Uma das características mais interessantes destes Livros Amarelos é a forma como, conjugando duas obras contrastantes, e associando-lhes depois alguns ensaios e notas bibliográficas, se constrói um todo que é mais que a soma das partes. Sim, cada obra é completa em si mesma, mas associando-lhe os textos complementares (neste caso, de Eugénia de Vasconcellos - responsável também por esta versão do Cântico dos Cânticos - e Manuel S. Fonseca) cria-se uma percepção mais vasta, mais completa do todo. Algo que, neste livro, se torna particularmente interessante, tendo em conta que há, para ambas as obras, interpretações possíveis para além do que o texto diz.
Mas passando às obras. O Cântico dos Cânticos dispensa apresentações. Poema de amor sagrado entre o amado e a amada, expressa esse amor em todas as suas facetas. Não é uma história, e contudo há algo a acontecer entre as suas figuras centrais. Não é (por mais interpretações nesse sentido que se lhe tenham dado) propriamente um texto de fé, e contudo há algo de sagrado nas suas palavras. É, sim, e acima de tudo, um texto de amor e na expressão desse amor há muita beleza e harmonia.

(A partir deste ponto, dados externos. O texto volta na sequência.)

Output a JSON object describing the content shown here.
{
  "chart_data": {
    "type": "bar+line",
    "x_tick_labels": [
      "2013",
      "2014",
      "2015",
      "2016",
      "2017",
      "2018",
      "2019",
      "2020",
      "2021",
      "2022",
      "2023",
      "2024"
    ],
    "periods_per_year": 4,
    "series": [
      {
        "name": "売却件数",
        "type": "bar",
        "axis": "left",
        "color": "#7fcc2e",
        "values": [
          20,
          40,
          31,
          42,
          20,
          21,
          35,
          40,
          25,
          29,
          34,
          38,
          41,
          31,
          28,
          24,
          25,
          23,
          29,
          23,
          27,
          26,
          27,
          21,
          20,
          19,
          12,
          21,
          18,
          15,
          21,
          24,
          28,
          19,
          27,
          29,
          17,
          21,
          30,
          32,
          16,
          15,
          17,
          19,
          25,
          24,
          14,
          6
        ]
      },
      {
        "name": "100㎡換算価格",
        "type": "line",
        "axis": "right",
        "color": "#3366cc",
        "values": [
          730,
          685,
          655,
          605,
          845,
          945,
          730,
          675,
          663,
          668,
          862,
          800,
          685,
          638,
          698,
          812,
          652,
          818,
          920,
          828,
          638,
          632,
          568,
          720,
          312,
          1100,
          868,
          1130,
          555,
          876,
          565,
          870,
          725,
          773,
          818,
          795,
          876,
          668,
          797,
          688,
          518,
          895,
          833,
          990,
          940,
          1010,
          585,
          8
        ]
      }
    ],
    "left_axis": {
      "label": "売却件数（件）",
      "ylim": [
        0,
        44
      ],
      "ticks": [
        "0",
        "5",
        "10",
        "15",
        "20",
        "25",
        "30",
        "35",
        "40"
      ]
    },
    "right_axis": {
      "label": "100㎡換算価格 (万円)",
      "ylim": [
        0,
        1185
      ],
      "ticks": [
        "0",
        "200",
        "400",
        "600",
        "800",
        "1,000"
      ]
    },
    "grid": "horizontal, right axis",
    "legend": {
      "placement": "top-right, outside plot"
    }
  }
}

Quanto ao Manual de Civilidade para Meninas, é mais complexo de digerir. Conjunto de aforismos obscenos e, principalmente, irónicos, se se interpretar à letra, pouco mais parece do que um conjunto de estranhas blasfémias (principalmente se se tiver em conta a época em que foi escrito). Mas aqui importa ter em conta a interpretação referida por Manuel S. Fonseca: é que há mais no texto do que aquilo que se lê. Considerando a sociedade dos bons costumes, as estritas regras da etiqueta social e a necessidade de evitar o escândalo a todo o custo, pode ver-se cada um destes conselhos como uma estocada irónica na hipocrisia das tais regras sociais. Se isso torna a leitura mais fácil? Não propriamente. Ainda assim, tendo a concordar com esta interpretação.
E, mais uma vez, importa ainda realçar as peculiaridades da edição, que fazem deste novo Livro Amarelo uma pequena beleza em termos visuais. Invulgar em todos os aspectos, é um livro que cativa ao primeiro olhar, pois, com todas as suas peculiaridades visuais, rapidamente desperta curiosidade para o conteúdo. E este é também um dos pontos fortes deste livro - ou, melhor dizendo, da colecção de que faz parte.
O que chamar, então, a este livro senão um livro de contrastes? Contraste entre o sagrado e o obsceno, como já disse, o espiritual e o carnal. E, porque nunca é demais repetir, contraste - mas também complementaridade, formando um equilíbrio delicado. Equilíbrio que é o mais fascina - e faz com que valha a pena descobrir este livro.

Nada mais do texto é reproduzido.